Richard called out after him, but all he heard were the diminishing sounds of the chase. He faltered for just a second before running into the woods after Brady, knowing full-well there was no way he’d be able to keep up, and that it was possible to get lost in these woods. But reason yielded to his attachment to Brady. He paused to listen for any sounds of his dog, heard scurrying ahead, and took off in that direction. Every few moments he paused to listen and chased after the noises he hoped were Brady. There was maybe a half-hour of daylight left before the forest was plunged into darkness. If he didn’t find Brady soon, he’d have to backtrack to the cabin alone. The forest seemed ominous and foreign in the orange/purple light of dusk. Shadows stretched into unnatural and sinister shapes. Crickets and other nocturnal creatures began to stir and fill the air with clicks and song. He paused again to listen and heard something not far off. He jogged toward the sound and to his great relief found Brady sniffing at the ground. Richard exhaled an enormous sigh of relief and knelt down next to the dog. He scratched Brady’s back and haunches. Brady meanwhile was engrossed with something on the ground in front of him.
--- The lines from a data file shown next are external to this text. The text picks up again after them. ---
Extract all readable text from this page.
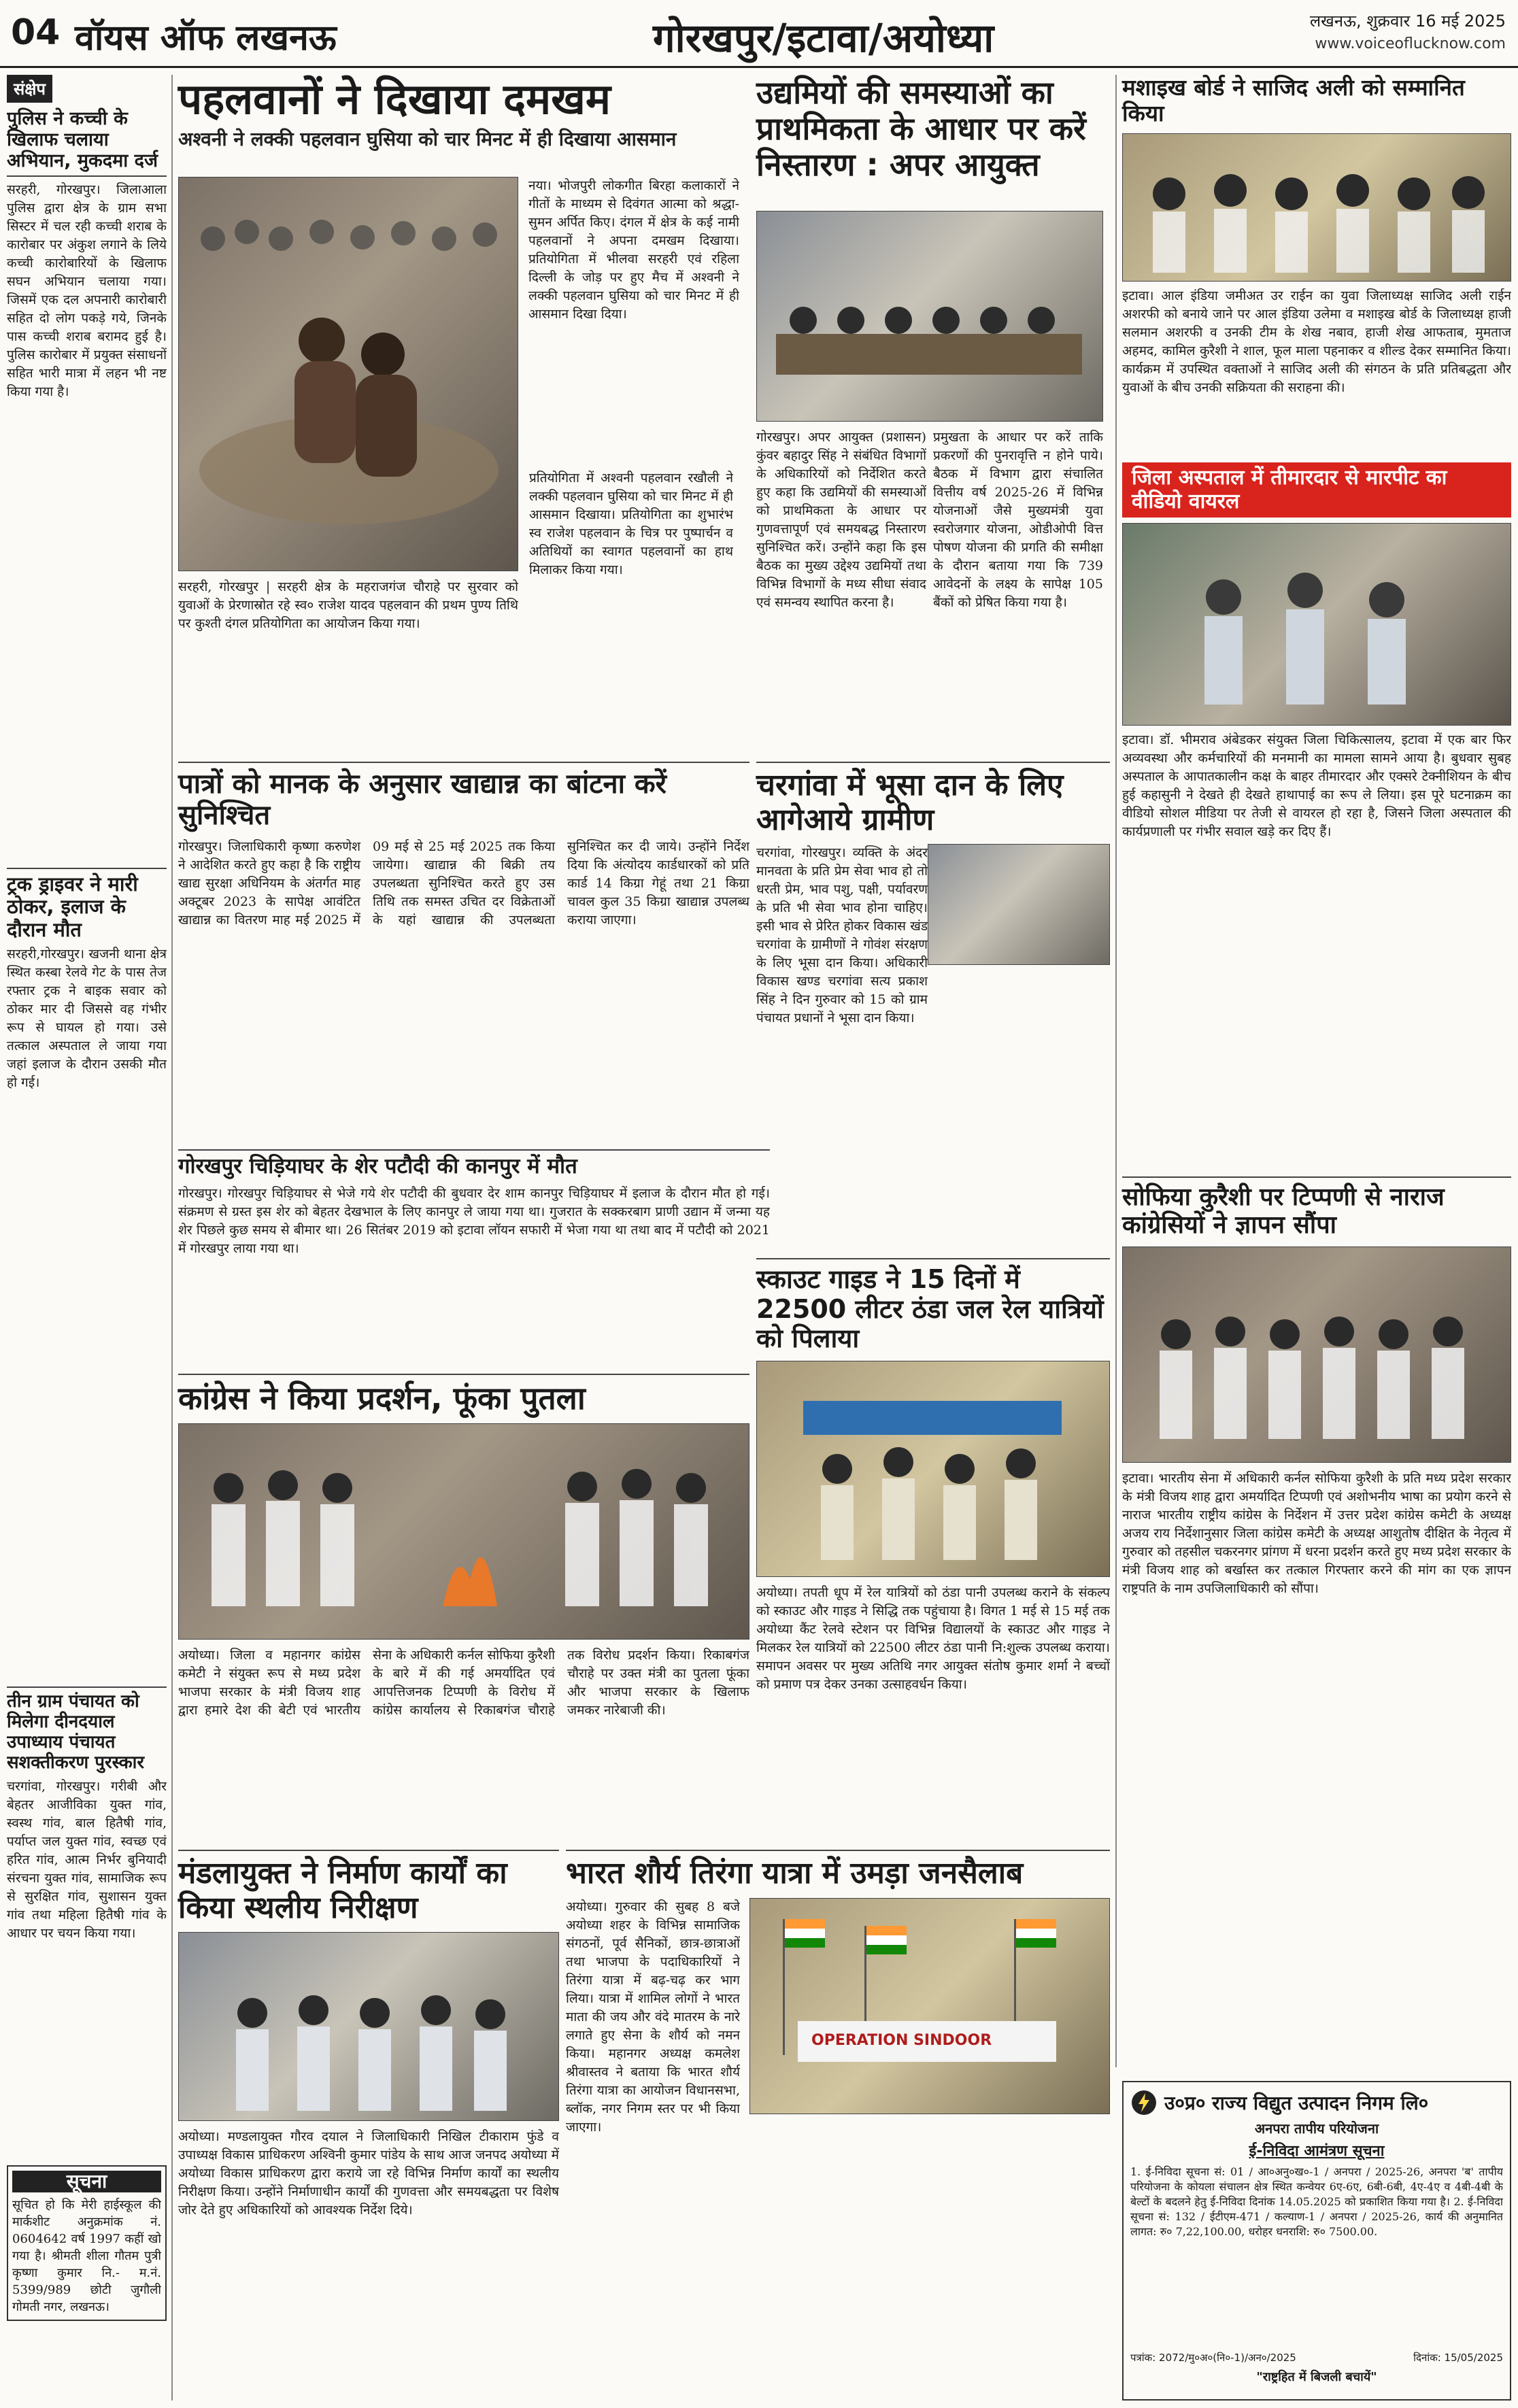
04 वॉयस ऑफ लखनऊ	गोरखपुर/इटावा/अयोध्या	लखनऊ, शुक्रवार 16 मई 2025
www.voiceoflucknow.com
संक्षेप
पुलिस ने कच्ची के खिलाफ चलाया अभियान, मुकदमा दर्ज
सरहरी, गोरखपुर। जिलाआला पुलिस द्वारा क्षेत्र के ग्राम सभा सिस्टर में चल रही कच्ची शराब के कारोबार पर अंकुश लगाने के लिये कच्ची कारोबारियों के खिलाफ सघन अभियान चलाया गया। जिसमें एक दल अपनारी कारोबारी सहित दो लोग पकड़े गये, जिनके पास कच्ची शराब बरामद हुई है। पुलिस कारोबार में प्रयुक्त संसाधनों सहित भारी मात्रा में लहन भी नष्ट किया गया है।
ट्रक ड्राइवर ने मारी ठोकर, इलाज के दौरान मौत
सरहरी,गोरखपुर। खजनी थाना क्षेत्र स्थित कस्बा रेलवे गेट के पास तेज रफ्तार ट्रक ने बाइक सवार को ठोकर मार दी जिससे वह गंभीर रूप से घायल हो गया। उसे तत्काल अस्पताल ले जाया गया जहां इलाज के दौरान उसकी मौत हो गई।
तीन ग्राम पंचायत को मिलेगा दीनदयाल उपाध्याय पंचायत सशक्तीकरण पुरस्कार
चरगांवा, गोरखपुर। गरीबी और बेहतर आजीविका युक्त गांव, स्वस्थ गांव, बाल हितैषी गांव, पर्याप्त जल युक्त गांव, स्वच्छ एवं हरित गांव, आत्म निर्भर बुनियादी संरचना युक्त गांव, सामाजिक रूप से सुरक्षित गांव, सुशासन युक्त गांव तथा महिला हितैषी गांव के आधार पर चयन किया गया।
सूचना
सूचित हो कि मेरी हाईस्कूल की मार्कशीट अनुक्रमांक नं. 0604642 वर्ष 1997 कहीं खो गया है। श्रीमती शीला गौतम पुत्री कृष्णा कुमार नि.- म.नं. 5399/989 छोटी जुगौली गोमती नगर, लखनऊ।
पहलवानों ने दिखाया दमखम
अश्वनी ने लक्की पहलवान घुसिया को चार मिनट में ही दिखाया आसमान
सरहरी, गोरखपुर | सरहरी क्षेत्र के महराजगंज चौराहे पर सुरवार को युवाओं के प्रेरणास्रोत रहे स्व० राजेश यादव पहलवान की प्रथम पुण्य तिथि पर कुश्ती दंगल प्रतियोगिता का आयोजन किया गया।
नया। भोजपुरी लोकगीत बिरहा कलाकारों ने गीतों के माध्यम से दिवंगत आत्मा को श्रद्धा-सुमन अर्पित किए। दंगल में क्षेत्र के कई नामी पहलवानों ने अपना दमखम दिखाया। प्रतियोगिता में भीलवा सरहरी एवं रहिला दिल्ली के जोड़ पर हुए मैच में अश्वनी ने लक्की पहलवान घुसिया को चार मिनट में ही आसमान दिखा दिया।
प्रतियोगिता में अश्वनी पहलवान रखौली ने लक्की पहलवान घुसिया को चार मिनट में ही आसमान दिखाया। प्रतियोगिता का शुभारंभ स्व राजेश पहलवान के चित्र पर पुष्पार्चन व अतिथियों का स्वागत पहलवानों का हाथ मिलाकर किया गया।
उद्यमियों की समस्याओं का प्राथमिकता के आधार पर करें निस्तारण : अपर आयुक्त
गोरखपुर। अपर आयुक्त (प्रशासन) कुंवर बहादुर सिंह ने संबंधित विभागों के अधिकारियों को निर्देशित करते हुए कहा कि उद्यमियों की समस्याओं को प्राथमिकता के आधार पर गुणवत्तापूर्ण एवं समयबद्ध निस्तारण सुनिश्चित करें। उन्होंने कहा कि इस बैठक का मुख्य उद्देश्य उद्यमियों तथा विभिन्न विभागों के मध्य सीधा संवाद एवं समन्वय स्थापित करना है।
प्रमुखता के आधार पर करें ताकि प्रकरणों की पुनरावृत्ति न होने पाये। बैठक में विभाग द्वारा संचालित वित्तीय वर्ष 2025-26 में विभिन्न योजनाओं जैसे मुख्यमंत्री युवा स्वरोजगार योजना, ओडीओपी वित्त पोषण योजना की प्रगति की समीक्षा के दौरान बताया गया कि 739 आवेदनों के लक्ष्य के सापेक्ष 105 बैंकों को प्रेषित किया गया है।
मशाइख बोर्ड ने साजिद अली को सम्मानित किया
इटावा। आल इंडिया जमीअत उर राईन का युवा जिलाध्यक्ष साजिद अली राईन अशरफी को बनाये जाने पर आल इंडिया उलेमा व मशाइख बोर्ड के जिलाध्यक्ष हाजी सलमान अशरफी व उनकी टीम के शेख नबाव, हाजी शेख आफताब, मुमताज अहमद, कामिल कुरैशी ने शाल, फूल माला पहनाकर व शील्ड देकर सम्मानित किया। कार्यक्रम में उपस्थित वक्ताओं ने साजिद अली की संगठन के प्रति प्रतिबद्धता और युवाओं के बीच उनकी सक्रियता की सराहना की।
जिला अस्पताल में तीमारदार से मारपीट का वीडियो वायरल
इटावा। डॉ. भीमराव अंबेडकर संयुक्त जिला चिकित्सालय, इटावा में एक बार फिर अव्यवस्था और कर्मचारियों की मनमानी का मामला सामने आया है। बुधवार सुबह अस्पताल के आपातकालीन कक्ष के बाहर तीमारदार और एक्सरे टेक्नीशियन के बीच हुई कहासुनी ने देखते ही देखते हाथापाई का रूप ले लिया। इस पूरे घटनाक्रम का वीडियो सोशल मीडिया पर तेजी से वायरल हो रहा है, जिसने जिला अस्पताल की कार्यप्रणाली पर गंभीर सवाल खड़े कर दिए हैं।
पात्रों को मानक के अनुसार खाद्यान्न का बांटना करें सुनिश्चित
गोरखपुर। जिलाधिकारी कृष्णा करुणेश ने आदेशित करते हुए कहा है कि राष्ट्रीय खाद्य सुरक्षा अधिनियम के अंतर्गत माह अक्टूबर 2023 के सापेक्ष आवंटित खाद्यान्न का वितरण माह मई 2025 में 09 मई से 25 मई 2025 तक किया जायेगा। खाद्यान्न की बिक्री तय उपलब्धता सुनिश्चित करते हुए उस तिथि तक समस्त उचित दर विक्रेताओं के यहां खाद्यान्न की उपलब्धता सुनिश्चित कर दी जाये। उन्होंने निर्देश दिया कि अंत्योदय कार्डधारकों को प्रति कार्ड 14 किग्रा गेहूं तथा 21 किग्रा चावल कुल 35 किग्रा खाद्यान्न उपलब्ध कराया जाएगा।
चरगांवा में भूसा दान के लिए आगेआये ग्रामीण
चरगांवा, गोरखपुर। व्यक्ति के अंदर मानवता के प्रति प्रेम सेवा भाव हो तो धरती प्रेम, भाव पशु, पक्षी, पर्यावरण के प्रति भी सेवा भाव होना चाहिए। इसी भाव से प्रेरित होकर विकास खंड चरगांवा के ग्रामीणों ने गोवंश संरक्षण के लिए भूसा दान किया। अधिकारी विकास खण्ड चरगांवा सत्य प्रकाश सिंह ने दिन गुरुवार को 15 को ग्राम पंचायत प्रधानों ने भूसा दान किया।
गोरखपुर चिड़ियाघर के शेर पटौदी की कानपुर में मौत
गोरखपुर। गोरखपुर चिड़ियाघर से भेजे गये शेर पटौदी की बुधवार देर शाम कानपुर चिड़ियाघर में इलाज के दौरान मौत हो गई। संक्रमण से ग्रस्त इस शेर को बेहतर देखभाल के लिए कानपुर ले जाया गया था। गुजरात के सक्करबाग प्राणी उद्यान में जन्मा यह शेर पिछले कुछ समय से बीमार था। 26 सितंबर 2019 को इटावा लॉयन सफारी में भेजा गया था तथा बाद में पटौदी को 2021 में गोरखपुर लाया गया था।
कांग्रेस ने किया प्रदर्शन, फूंका पुतला
अयोध्या। जिला व महानगर कांग्रेस कमेटी ने संयुक्त रूप से मध्य प्रदेश भाजपा सरकार के मंत्री विजय शाह द्वारा हमारे देश की बेटी एवं भारतीय सेना के अधिकारी कर्नल सोफिया कुरैशी के बारे में की गई अमर्यादित एवं आपत्तिजनक टिप्पणी के विरोध में कांग्रेस कार्यालय से रिकाबगंज चौराहे तक विरोध प्रदर्शन किया। रिकाबगंज चौराहे पर उक्त मंत्री का पुतला फूंका और भाजपा सरकार के खिलाफ जमकर नारेबाजी की।
स्काउट गाइड ने 15 दिनों में 22500 लीटर ठंडा जल रेल यात्रियों को पिलाया
अयोध्या। तपती धूप में रेल यात्रियों को ठंडा पानी उपलब्ध कराने के संकल्प को स्काउट और गाइड ने सिद्धि तक पहुंचाया है। विगत 1 मई से 15 मई तक अयोध्या कैंट रेलवे स्टेशन पर विभिन्न विद्यालयों के स्काउट और गाइड ने मिलकर रेल यात्रियों को 22500 लीटर ठंडा पानी नि:शुल्क उपलब्ध कराया। समापन अवसर पर मुख्य अतिथि नगर आयुक्त संतोष कुमार शर्मा ने बच्चों को प्रमाण पत्र देकर उनका उत्साहवर्धन किया।
सोफिया कुरैशी पर टिप्पणी से नाराज कांग्रेसियों ने ज्ञापन सौंपा
इटावा। भारतीय सेना में अधिकारी कर्नल सोफिया कुरैशी के प्रति मध्य प्रदेश सरकार के मंत्री विजय शाह द्वारा अमर्यादित टिप्पणी एवं अशोभनीय भाषा का प्रयोग करने से नाराज भारतीय राष्ट्रीय कांग्रेस के निर्देशन में उत्तर प्रदेश कांग्रेस कमेटी के अध्यक्ष अजय राय निर्देशानुसार जिला कांग्रेस कमेटी के अध्यक्ष आशुतोष दीक्षित के नेतृत्व में गुरुवार को तहसील चकरनगर प्रांगण में धरना प्रदर्शन करते हुए मध्य प्रदेश सरकार के मंत्री विजय शाह को बर्खास्त कर तत्काल गिरफ्तार करने की मांग का एक ज्ञापन राष्ट्रपति के नाम उपजिलाधिकारी को सौंपा।
मंडलायुक्त ने निर्माण कार्यों का किया स्थलीय निरीक्षण
अयोध्या। मण्डलायुक्त गौरव दयाल ने जिलाधिकारी निखिल टीकाराम फुंडे व उपाध्यक्ष विकास प्राधिकरण अश्विनी कुमार पांडेय के साथ आज जनपद अयोध्या में अयोध्या विकास प्राधिकरण द्वारा कराये जा रहे विभिन्न निर्माण कार्यों का स्थलीय निरीक्षण किया। उन्होंने निर्माणाधीन कार्यों की गुणवत्ता और समयबद्धता पर विशेष जोर देते हुए अधिकारियों को आवश्यक निर्देश दिये।
भारत शौर्य तिरंगा यात्रा में उमड़ा जनसैलाब
अयोध्या। गुरुवार की सुबह 8 बजे अयोध्या शहर के विभिन्न सामाजिक संगठनों, पूर्व सैनिकों, छात्र-छात्राओं तथा भाजपा के पदाधिकारियों ने तिरंगा यात्रा में बढ़-चढ़ कर भाग लिया। यात्रा में शामिल लोगों ने भारत माता की जय और वंदे मातरम के नारे लगाते हुए सेना के शौर्य को नमन किया। महानगर अध्यक्ष कमलेश श्रीवास्तव ने बताया कि भारत शौर्य तिरंगा यात्रा का आयोजन विधानसभा, ब्लॉक, नगर निगम स्तर पर भी किया जाएगा।
OPERATION SINDOOR
उ०प्र० राज्य विद्युत उत्पादन निगम लि०
अनपरा तापीय परियोजना
ई-निविदा आमंत्रण सूचना
1. ई-निविदा सूचना सं: 01 / आ०अनु०ख०-1 / अनपरा / 2025-26, अनपरा 'ब' तापीय परियोजना के कोयला संचालन क्षेत्र स्थित कन्वेयर 6ए-6ए, 6बी-6बी, 4ए-4ए व 4बी-4बी के बेल्टों के बदलने हेतु ई-निविदा दिनांक 14.05.2025 को प्रकाशित किया गया है। 2. ई-निविदा सूचना सं: 132 / ईटीएम-471 / कल्याण-1 / अनपरा / 2025-26, कार्य की अनुमानित लागत: रु० 7,22,100.00, धरोहर धनराशि: रु० 7500.00.
पत्रांक: 2072/मु०अ०(नि०-1)/अन०/2025	दिनांक: 15/05/2025
"राष्ट्रहित में बिजली बचायें"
“What have you got there, boy?”
Richard leaned forward to inspect what held the dog’s attention. The smell hit his nostrils at the same moment his eyes fell upon what made the smell. Richard reeled back and stood up, coughing. He looked again, from a safe distance, at the remains of… a small animal was the best he could tell. A bloody skull stared up at him from empty eye sockets, and fur was scattered everywhere. It was a kill site, for sure. His first thought was what kind of predator would leave only fur and a skull. His next thought, and slightly more urgently, was to wonder if it was still nearby.
“Let’s get out of here, Brady.”
Having sufficiently sniffed the area, Brady was content to follow Richard away. The two of them turned their backs on the remains to retrace their steps back to the cabin. Unseen by either of them, behind a tree opposite the kill site, sat a neat pile of the dead animal’s internal organs.